Il affirme que la mobilisation pour la guerre a un impact sur la structure de l’économie. Il affirme que le financement des soins de santé a été réduit, comme le montrent les hôpitaux qui ont considérablement augmenté leurs dettes envers son entreprise et d’autres fournisseurs. Il a également déclaré que les dépenses en matière d’éducation avaient été réduites, mais nous n’avons pas parlé assez longtemps pour que je puisse lui demander de fournir des faits à l’appui.
Je n’ai aucune raison de douter de sa déclaration selon laquelle son entreprise souffre d’un ralentissement des paiements de la part des hôpitaux.
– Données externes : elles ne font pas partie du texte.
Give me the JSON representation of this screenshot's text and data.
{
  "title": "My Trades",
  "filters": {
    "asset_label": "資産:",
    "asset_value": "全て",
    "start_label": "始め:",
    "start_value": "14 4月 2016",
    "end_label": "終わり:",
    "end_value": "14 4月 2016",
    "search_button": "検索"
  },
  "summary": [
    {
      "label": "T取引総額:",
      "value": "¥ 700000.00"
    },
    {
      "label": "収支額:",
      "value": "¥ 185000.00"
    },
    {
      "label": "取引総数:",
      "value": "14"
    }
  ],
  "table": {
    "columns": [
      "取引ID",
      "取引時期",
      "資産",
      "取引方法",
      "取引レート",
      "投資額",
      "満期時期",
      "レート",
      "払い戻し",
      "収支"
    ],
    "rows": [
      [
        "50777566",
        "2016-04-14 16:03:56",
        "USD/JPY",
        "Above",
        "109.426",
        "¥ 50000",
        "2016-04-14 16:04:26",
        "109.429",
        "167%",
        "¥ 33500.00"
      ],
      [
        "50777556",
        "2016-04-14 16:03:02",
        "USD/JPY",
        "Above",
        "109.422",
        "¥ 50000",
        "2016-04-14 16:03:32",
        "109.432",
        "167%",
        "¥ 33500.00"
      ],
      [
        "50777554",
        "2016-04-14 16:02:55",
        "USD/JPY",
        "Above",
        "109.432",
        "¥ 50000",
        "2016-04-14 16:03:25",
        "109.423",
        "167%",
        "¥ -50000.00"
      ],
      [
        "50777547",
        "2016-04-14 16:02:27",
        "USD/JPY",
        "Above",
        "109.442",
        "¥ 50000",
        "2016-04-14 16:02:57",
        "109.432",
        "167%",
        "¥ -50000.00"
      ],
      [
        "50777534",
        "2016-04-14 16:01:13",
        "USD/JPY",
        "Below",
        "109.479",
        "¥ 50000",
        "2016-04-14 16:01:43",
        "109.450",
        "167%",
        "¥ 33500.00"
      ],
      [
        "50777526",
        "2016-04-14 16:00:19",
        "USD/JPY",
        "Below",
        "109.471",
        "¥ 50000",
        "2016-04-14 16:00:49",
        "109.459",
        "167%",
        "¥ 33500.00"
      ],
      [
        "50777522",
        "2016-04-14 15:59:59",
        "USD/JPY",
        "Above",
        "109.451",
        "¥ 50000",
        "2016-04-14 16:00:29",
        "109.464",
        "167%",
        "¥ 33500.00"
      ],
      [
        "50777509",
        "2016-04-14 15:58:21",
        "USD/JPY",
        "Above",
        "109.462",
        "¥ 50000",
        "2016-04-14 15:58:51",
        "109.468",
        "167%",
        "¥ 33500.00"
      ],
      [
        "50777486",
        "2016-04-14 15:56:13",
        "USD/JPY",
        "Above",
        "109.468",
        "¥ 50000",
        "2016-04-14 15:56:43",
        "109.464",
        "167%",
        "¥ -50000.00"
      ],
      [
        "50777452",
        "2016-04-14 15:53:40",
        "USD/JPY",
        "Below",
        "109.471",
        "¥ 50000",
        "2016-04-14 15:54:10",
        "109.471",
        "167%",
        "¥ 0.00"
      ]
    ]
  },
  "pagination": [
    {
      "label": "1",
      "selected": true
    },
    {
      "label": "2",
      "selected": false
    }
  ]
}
C’est un aveu qui va à l’encontre des intérêts. À l’époque où j’étais consultant et où j’effectuais des recherches sur les concurrents, lorsque des initiés faisaient des remarques de ce genre, ils rapportaient ce qui était connu de tous dans leur domaine mais qui n’avait pas encore été divulgué au reste du monde.
Cet homme d’affaires russe a ajouté que ce détournement des ressources vers le secteur militaire ferait reculer la Russie à plus long terme. Il estimait que le pays était encore en train de rattraper son retard (je n’ai pas eu l’occasion de l’interroger sur ce point ; je suppose qu’il faisait référence à la longue période de redressement qui a suivi les désastreuses années 1990).
Il est logique que le passage à la guerre finisse par détourner les ressources de certains secteurs, d’autant plus que Poutine a bu un peu de Kool Aid néolibérale est fiscalement orthodoxe. Si l’on compare ce récit à celui de Gilbert Doctorow, de iEarlGrey et des Alex de The Duran, qui ont des contacts en Russie, on peut également en déduire que le gouvernement russe s’est efforcé de préserver la normalité dans le secteur de la consommation et a procédé à des coupes dans certains secteurs du « commerce de gros ».